Он прочитал и снова рассмеялся:
— О да, мистер Чендлер, конечно же заплатите!
Я должен был закрыть глаза. Внезапно я не мог больше видеть шприц и ампулы, боль прокатилась по телу горячей волной. Я заставил себя снова открыть глаза. Он все еще держал шприц перед моим лицом. Должно быть, оно выражало такую звериную жадность и сомнения, что Иоланта не смогла этого вынести.
— Прекрати наконец, — сказала она задыхаясь.
Он медленно повернулся к ней.
— Помолчи, любимая, — попросил он, не повышая голоса. Теперь ее лицо выражало такой страх, какого я никогда еще не видел. Она отошла к окну. Ее спина сотрясалась. Она снова плакала. В этот момент я понял большую часть того, что меня так занимало.

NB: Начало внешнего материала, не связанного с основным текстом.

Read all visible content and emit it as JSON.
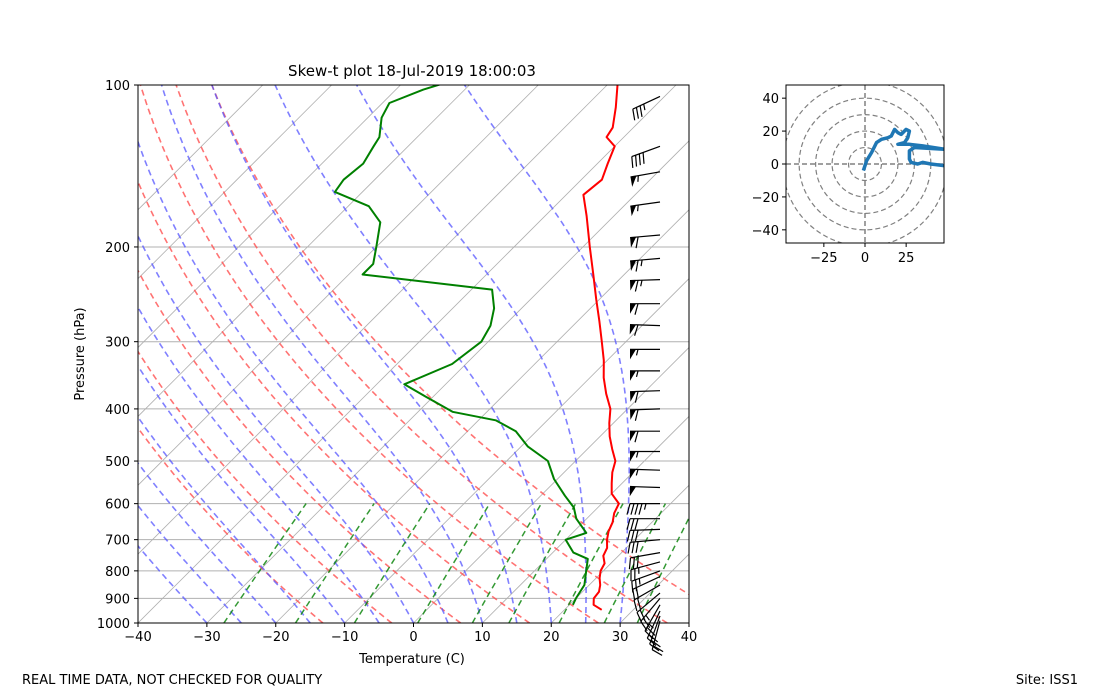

Остальное в тот же момент объяснил мне Мордштайн:
— Извините, мистер Чендлер, моя жена иногда бывает истерична.
В комнате наступила мертвая тишина.
Мы долго смотрели друг на друга не отрываясь — я и Мордштайн.
— Да, — сказал он и при этом утвердительно покачал головой, — Иоланта — моя жена. Вы этого не знали?
20
Нет. Этого я не знал.
Мне казалось, что я знал достаточно — практически все. Но я опять ошибся. Я действительно мог однажды догадаться. Это было так просто. Собственно, с самого начало это лежало на поверхности. И это все объясняло: поведение Иоланты в Мюнхене, ее исчезновение, предложение Мордштайна мне помочь, встречу в вагоне поезда, опасения Иоланты в Вене, ее слезы. Да, это все объясняло. Но только я этого не знал.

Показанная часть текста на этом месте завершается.